Dimanche 29 octobre 2017

22,34Les pharisiens, ayant appris qu'il avait réduit au silence les sadducéens, se rassemblèrent, 35et l'un d'eux, docteur de la loi, lui fit cette question, pour l'éprouver : 36‘Maître, quel est le plus grand commandement de la loi?’

37Jésus lui répondit : ‘Tu aimeras le Seigneur, ton Dieu, de tout ton cœur, de toute ton âme, et de toute ta pensée. 38C'est le premier et le plus grand commandement. 39Et voici le second, qui lui est semblable : Tu aimeras ton prochain comme toi-même. 40De ces deux commandements dépendent toute la loi et les prophètes.’ Matthieu 22,34-40.

Deux commandements ?

Aimer Dieu de tout son cœur, de tout son être, de toute sa force (Deutéronome 6,5).

Aimer son prochain comme soi-même (Lévitique 19,18).

L’originalité réside dans le fait que Jésus juxtapose les deux commandements.
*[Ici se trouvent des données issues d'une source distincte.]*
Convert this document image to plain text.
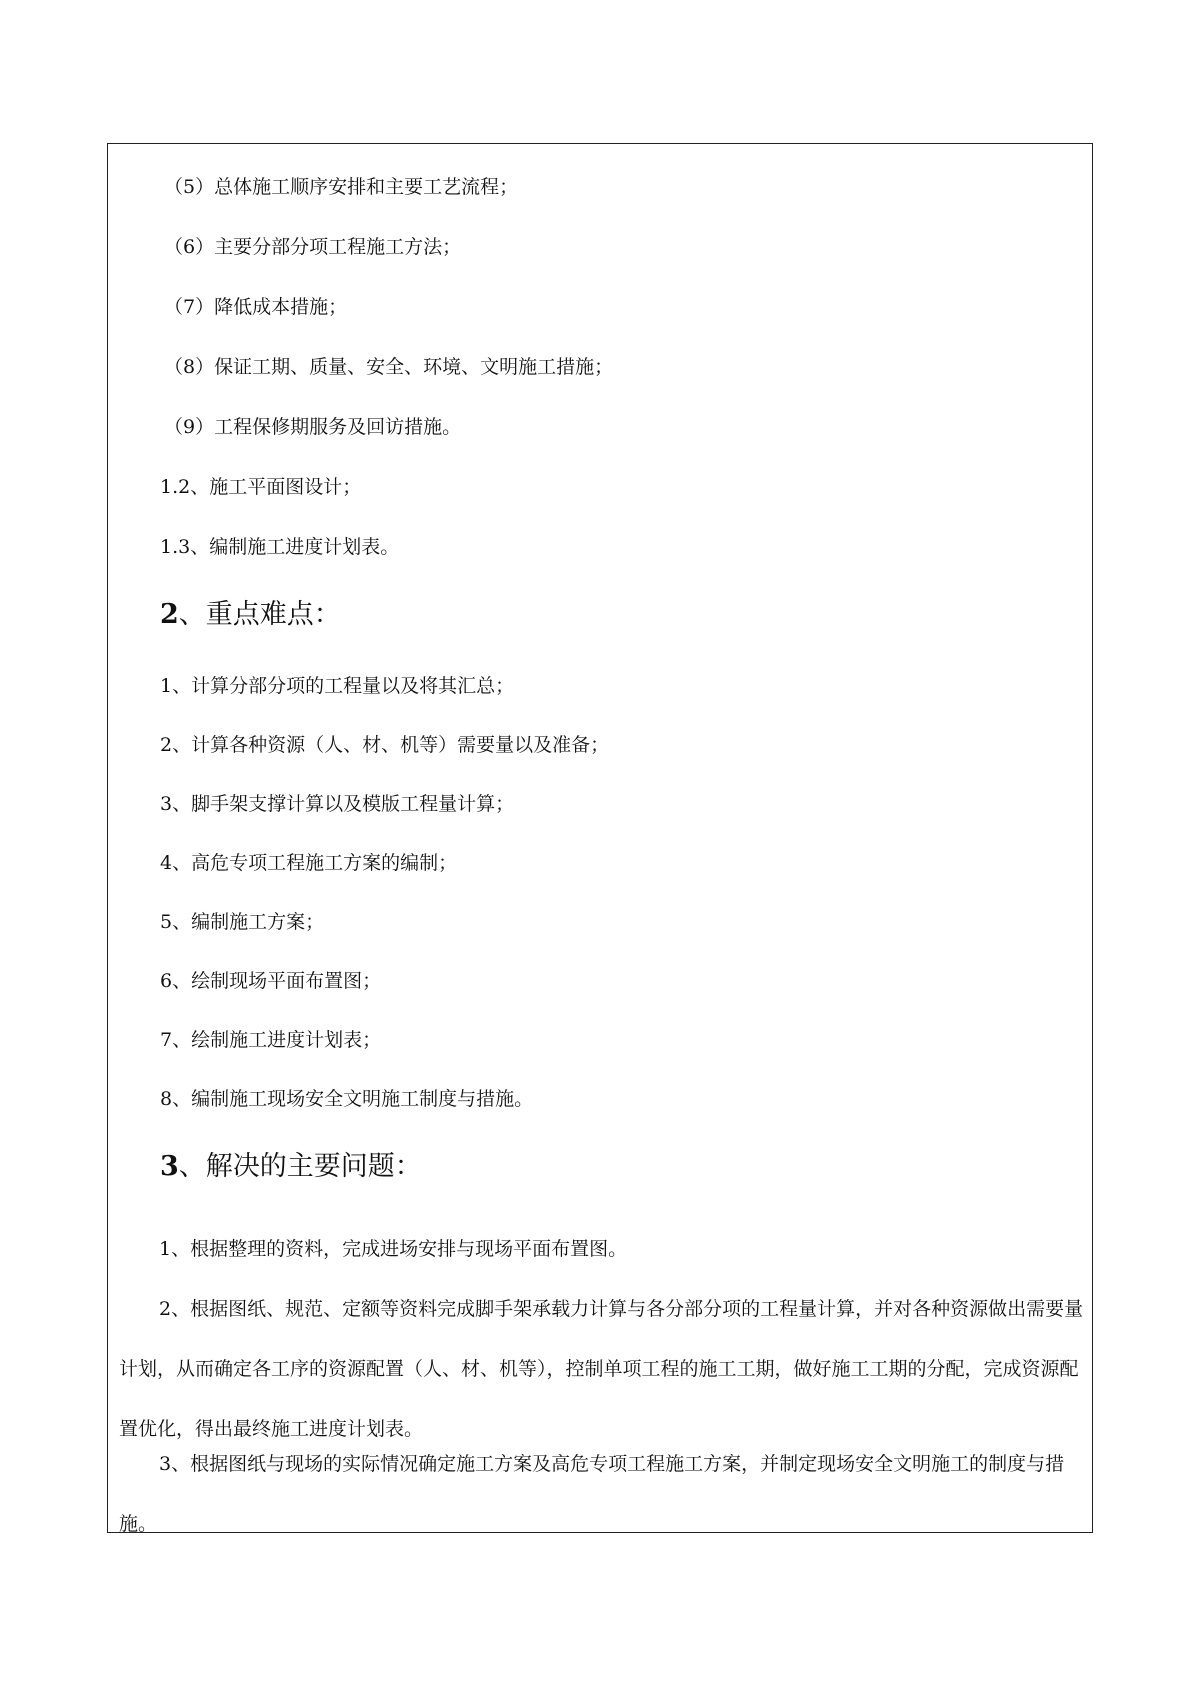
（5）总体施工顺序安排和主要工艺流程；
（6）主要分部分项工程施工方法；
（7）降低成本措施；
（8）保证工期、质量、安全、环境、文明施工措施；
（9）工程保修期服务及回访措施。
1.2、施工平面图设计；
1.3、编制施工进度计划表。
2、重点难点：
1、计算分部分项的工程量以及将其汇总；
2、计算各种资源（人、材、机等）需要量以及准备；
3、脚手架支撑计算以及模版工程量计算；
4、高危专项工程施工方案的编制；
5、编制施工方案；
6、绘制现场平面布置图；
7、绘制施工进度计划表；
8、编制施工现场安全文明施工制度与措施。
3、解决的主要问题：
1、根据整理的资料，完成进场安排与现场平面布置图。
2、根据图纸、规范、定额等资料完成脚手架承载力计算与各分部分项的工程量计算，并对各种资源做出需要量计划，从而确定各工序的资源配置（人、材、机等），控制单项工程的施工工期，做好施工工期的分配，完成资源配置优化，得出最终施工进度计划表。
3、根据图纸与现场的实际情况确定施工方案及高危专项工程施工方案，并制定现场安全文明施工的制度与措施。
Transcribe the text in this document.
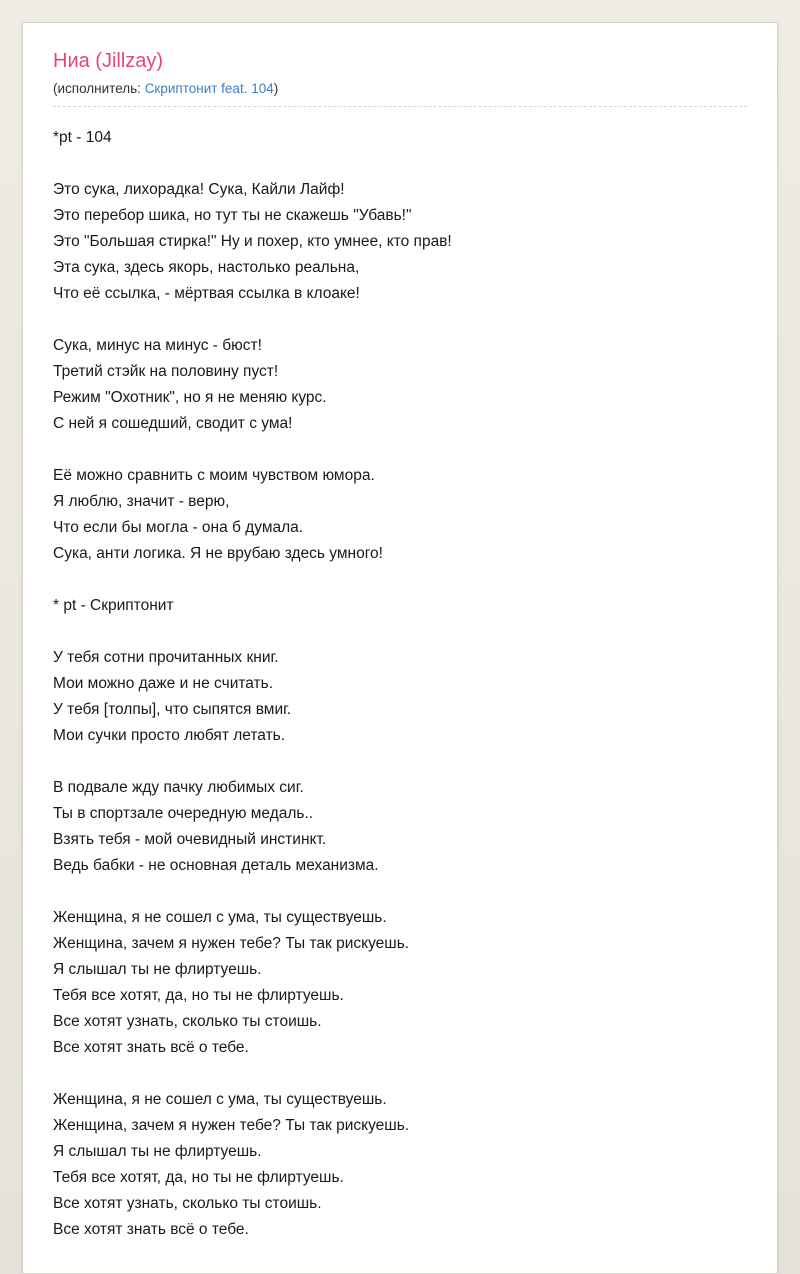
Ниа (Jillzay)
(исполнитель: Скриптонит feat. 104)

*pt - 104

Это сука, лихорадка! Сука, Кайли Лайф!
Это перебор шика, но тут ты не скажешь "Убавь!"
Это "Большая стирка!" Ну и похер, кто умнее, кто прав!
Эта сука, здесь якорь, настолько реальна,
Что её ссылка, - мёртвая ссылка в клоаке!

Сука, минус на минус - бюст!
Третий стэйк на половину пуст!
Режим "Охотник", но я не меняю курс.
С ней я сошедший, сводит с ума!

Её можно сравнить с моим чувством юмора.
Я люблю, значит - верю,
Что если бы могла - она б думала.
Сука, анти логика. Я не врубаю здесь умного!

* pt - Скриптонит

У тебя сотни прочитанных книг.
Мои можно даже и не считать.
У тебя [толпы], что сыпятся вмиг.
Мои сучки просто любят летать.

В подвале жду пачку любимых сиг.
Ты в спортзале очередную медаль..
Взять тебя - мой очевидный инстинкт.
Ведь бабки - не основная деталь механизма.

Женщина, я не сошел с ума, ты существуешь.
Женщина, зачем я нужен тебе? Ты так рискуешь.
Я слышал ты не флиртуешь.
Тебя все хотят, да, но ты не флиртуешь.
Все хотят узнать, сколько ты стоишь.
Все хотят знать всё о тебе.

Женщина, я не сошел с ума, ты существуешь.
Женщина, зачем я нужен тебе? Ты так рискуешь.
Я слышал ты не флиртуешь.
Тебя все хотят, да, но ты не флиртуешь.
Все хотят узнать, сколько ты стоишь.
Все хотят знать всё о тебе.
Le second est désigné comme ‘semblable’ au premier.

Les deux commandements sont devenus solidaires. Comme deux pièces d’un puzzle qui s’emboîtent. Comme deux piliers qui supportent une même charge. Comme deux éléments de bois avec tenons et mortaises.

Au centre de ces deux commandements, à équidistance, se situe l’homme. Avec sa liberté de décision. Avec son engagement. Avec sa faculté d’aimer. Avec aussi sa fragilité et ses limites. Avec ses certitudes et ses hésitations. Avec ses découragements et son dynamisme. Avec sa foi et ses doutes. Avec sa joie et sa tristesse…

Mais faut-il vraiment que l’amour de Dieu et l’amour du prochain se définissent comme étant deux commandements ?

Ils sont inscrits dans le cœur de l’homme de toute éternité. L’amour de l’autre et l’amour du Tout-Autre. L’un portant l’autre. Le premier puisant sa force dans le second et vice-versa. Le premier justifiant et donnant sens au second et inversement.

L’amour de Dieu donne une dimension infinie à l’amour du prochain.

L’amour de Dieu et de l’homme devient notre seule religion.